The City Is A Sewer

Callum Morton

catalogue essay (edited) for FACE UP - Contemporary Australian Art, Hamburger Bahnhof, Berlin, 2003
unedited version reprinted in More Talk About Buildings & Mood, MCA Publications, Sydney, 2004

Playing on a television somewhere in the world is a documentary on architecture. There's probably a British voice-narration. It's probably funded by European cable companies. The Americans will buy it cheap. This British guy will undoubtedly be anthropological about architecture. He'll use some standard line about how Man lived in caves, covering its walls with his own excrement. A wry tone in his voice will marvel at how far we have progressed.

But we still live in caves. We've just renamed them homes. Some even pay architects to design their homes for them. If living in caves is making walls out of your excreta, then getting an architect to design your home is having your bum wiped for you.

Living with human waste is a basic modus of the domus. Behind every living abode is a place where that waste has to be organised: the toilet. For most, this involves a disappearing act. It's pure magic: you'll never have to clean up your own excreta, but you can still live with it. Your walls aren't made of the stuff any more, but they are signs of the invisibility of it. The most stringent council regulations are those connected to waste disposal. Your house extends its colon into the bowels of the earth and to sewerage farms far away from your domain.

Just as your discharge is jettisoned laterally away from you in the private sphere, your collective excrescence is linearly projected about you in the public sphere. Public architecture - the glowing orb of Man's sophisticated endeavour - throws itself up around you at every move in the city. Like the smell at the sewerage farm, it clouds the air. In the city centre, it blocks the sun, casts ominous shadows, and impedes all traverse. These buildings are the visibility of that which your home hides.
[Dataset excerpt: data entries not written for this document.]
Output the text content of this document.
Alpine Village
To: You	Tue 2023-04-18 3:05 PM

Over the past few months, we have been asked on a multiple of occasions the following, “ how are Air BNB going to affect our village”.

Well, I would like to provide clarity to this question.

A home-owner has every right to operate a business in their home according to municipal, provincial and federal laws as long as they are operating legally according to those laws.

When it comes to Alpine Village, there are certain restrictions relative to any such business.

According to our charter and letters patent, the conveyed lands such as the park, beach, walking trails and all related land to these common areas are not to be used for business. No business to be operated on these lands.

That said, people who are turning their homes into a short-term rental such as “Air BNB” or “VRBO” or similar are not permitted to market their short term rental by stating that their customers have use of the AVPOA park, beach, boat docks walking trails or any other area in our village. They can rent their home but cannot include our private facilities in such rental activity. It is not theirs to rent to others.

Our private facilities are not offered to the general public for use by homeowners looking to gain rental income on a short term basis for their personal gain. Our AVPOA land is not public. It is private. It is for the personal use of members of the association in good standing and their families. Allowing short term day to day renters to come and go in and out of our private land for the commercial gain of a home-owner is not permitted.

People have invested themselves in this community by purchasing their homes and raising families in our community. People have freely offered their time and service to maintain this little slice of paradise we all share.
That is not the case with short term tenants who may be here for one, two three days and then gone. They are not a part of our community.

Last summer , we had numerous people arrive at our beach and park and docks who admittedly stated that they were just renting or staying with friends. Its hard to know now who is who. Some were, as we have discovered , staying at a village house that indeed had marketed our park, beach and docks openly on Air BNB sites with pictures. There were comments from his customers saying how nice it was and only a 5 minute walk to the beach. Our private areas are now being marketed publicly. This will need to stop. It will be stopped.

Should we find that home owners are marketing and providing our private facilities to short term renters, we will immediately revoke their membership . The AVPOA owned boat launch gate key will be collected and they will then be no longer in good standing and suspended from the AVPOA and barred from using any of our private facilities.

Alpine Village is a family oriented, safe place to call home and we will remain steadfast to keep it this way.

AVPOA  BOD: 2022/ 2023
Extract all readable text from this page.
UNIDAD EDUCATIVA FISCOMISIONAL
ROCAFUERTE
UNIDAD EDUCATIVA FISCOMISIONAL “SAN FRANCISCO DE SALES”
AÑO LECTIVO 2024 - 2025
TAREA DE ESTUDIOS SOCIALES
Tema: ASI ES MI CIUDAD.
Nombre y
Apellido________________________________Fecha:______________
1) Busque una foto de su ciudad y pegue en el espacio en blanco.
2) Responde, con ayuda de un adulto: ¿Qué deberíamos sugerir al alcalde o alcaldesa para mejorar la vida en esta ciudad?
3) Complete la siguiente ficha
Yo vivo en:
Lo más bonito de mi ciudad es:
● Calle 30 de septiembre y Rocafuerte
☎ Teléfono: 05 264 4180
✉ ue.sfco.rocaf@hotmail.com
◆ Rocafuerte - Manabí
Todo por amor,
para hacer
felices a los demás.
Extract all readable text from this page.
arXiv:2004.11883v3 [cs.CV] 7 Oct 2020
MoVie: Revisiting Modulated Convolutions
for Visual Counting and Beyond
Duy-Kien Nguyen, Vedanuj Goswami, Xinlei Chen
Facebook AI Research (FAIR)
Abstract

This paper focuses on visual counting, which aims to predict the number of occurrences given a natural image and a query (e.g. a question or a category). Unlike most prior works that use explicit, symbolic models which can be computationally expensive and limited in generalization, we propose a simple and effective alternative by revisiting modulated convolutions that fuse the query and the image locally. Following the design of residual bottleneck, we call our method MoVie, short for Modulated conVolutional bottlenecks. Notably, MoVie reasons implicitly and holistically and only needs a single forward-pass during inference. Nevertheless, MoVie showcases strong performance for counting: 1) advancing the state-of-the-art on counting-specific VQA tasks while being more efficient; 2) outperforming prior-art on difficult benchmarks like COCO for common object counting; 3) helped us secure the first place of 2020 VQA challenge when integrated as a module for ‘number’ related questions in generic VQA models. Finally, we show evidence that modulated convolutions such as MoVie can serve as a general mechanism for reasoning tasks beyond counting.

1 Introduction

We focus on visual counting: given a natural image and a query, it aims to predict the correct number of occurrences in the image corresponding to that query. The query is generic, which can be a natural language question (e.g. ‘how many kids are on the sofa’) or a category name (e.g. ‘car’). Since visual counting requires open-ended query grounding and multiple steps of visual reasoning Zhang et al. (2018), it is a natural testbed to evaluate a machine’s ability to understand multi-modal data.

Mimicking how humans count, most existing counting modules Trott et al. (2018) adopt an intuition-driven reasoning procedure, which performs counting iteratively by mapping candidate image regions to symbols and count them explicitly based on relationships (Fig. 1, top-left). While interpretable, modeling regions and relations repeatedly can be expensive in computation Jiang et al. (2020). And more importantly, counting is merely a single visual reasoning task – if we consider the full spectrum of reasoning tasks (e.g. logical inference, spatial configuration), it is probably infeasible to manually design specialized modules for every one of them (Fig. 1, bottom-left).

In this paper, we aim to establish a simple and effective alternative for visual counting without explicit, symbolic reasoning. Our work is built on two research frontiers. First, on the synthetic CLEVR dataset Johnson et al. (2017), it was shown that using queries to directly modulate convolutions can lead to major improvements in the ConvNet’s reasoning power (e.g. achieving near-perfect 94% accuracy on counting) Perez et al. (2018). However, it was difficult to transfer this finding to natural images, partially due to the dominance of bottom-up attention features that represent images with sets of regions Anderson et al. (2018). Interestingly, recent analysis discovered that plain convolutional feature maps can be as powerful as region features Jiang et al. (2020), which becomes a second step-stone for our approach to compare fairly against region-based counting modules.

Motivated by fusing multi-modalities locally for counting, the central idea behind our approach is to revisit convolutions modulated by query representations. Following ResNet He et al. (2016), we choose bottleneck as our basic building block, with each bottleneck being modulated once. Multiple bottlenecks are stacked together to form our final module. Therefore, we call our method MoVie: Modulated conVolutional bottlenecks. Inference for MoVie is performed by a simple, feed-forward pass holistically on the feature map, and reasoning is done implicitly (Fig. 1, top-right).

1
Such gilded gargantuans of verticality have long been associated with the phallic. Even our repressed British voice-over narrator will make such a quip. Men, women and children all marvel and mock the phallic these days, as if there is profound insight in a lazy Freudian association of an erect cock with something that stands erect. (Besides which, if buildings were actively phallic, they would be sticking out horizontally.) In the collective mind of the architectural guild, maybe architects' cocks are 30 stories big. The reality is more likely to be millimetres.

Big buildings are neither phallic nor penile - residues of a failed attempt to ascribe symbolic weight to their form. Read as morphological signage, they are best viewed as human excrement that has been piled up. High. This gravity defying feat is a testament not to Man's ingenuity, inventiveness or inspiration, but to the excessive amount of bowel movement he can induce. The public landscape is the sewerage farm you've heard so much about but never visited. The spread of tall buildings are not monuments to architects but extruded columnar charts indicating the growth of the city: the more people, the more shit, the taller the buildings. The excreta that once covered the cave walls is now ritualised into an effluvia that binds the heavens to earth in the monumental skyline of the stinking city.

Artists can be rightly accused of playing with their own stools and sludge. Grand narratives might link Prometheus to the sculptor and his clay, but the child who marvels at his own waste is closer a model for idle artistic endeavour. As architects make greater claims for their artistic discourse, and artists morph installation practice into virtual architecture, a splatter-ball battle ensues, each hurling the other's discharge back at the other. Space becomes inverted, as architects design galleries that look like magnified objet d'art from the outside, while artists toil away inside setting up art that resembles demolition zones, constructions sites and renovation schemes. Far from being a phenomenon of postmodern fusion and integration, this battle for the city within and without the museum is mostly a neurotic territorial collision. It's a spectator sport worthy of any televisual enterprise - but flicking the channel might be the best option.

Callum Morton's work plays on a different channel. Joining the regurgitative impulse of the artist, the time-consuming syndrome of the artisan, and the heroic expulsion of the architect, Callum places small but potent turds downwind in the museum. They accrue the stench of the city's prize-winning architectural edifices, intensifying their odour through essencing their form in his maximalized miniatures and transmogrified turrets. Feeling the air currents cartographically formed by the city's wind tunnels, Callum's schematics, models and installations strategically pinpoint the intersections where architectural voiding has left its mark - and where the city reveals itself as sewer.

(Dedicated to dumb humourless contemporary art curators - especially in Germany.)


Text © Philip Brophy. Image © Callum Morton.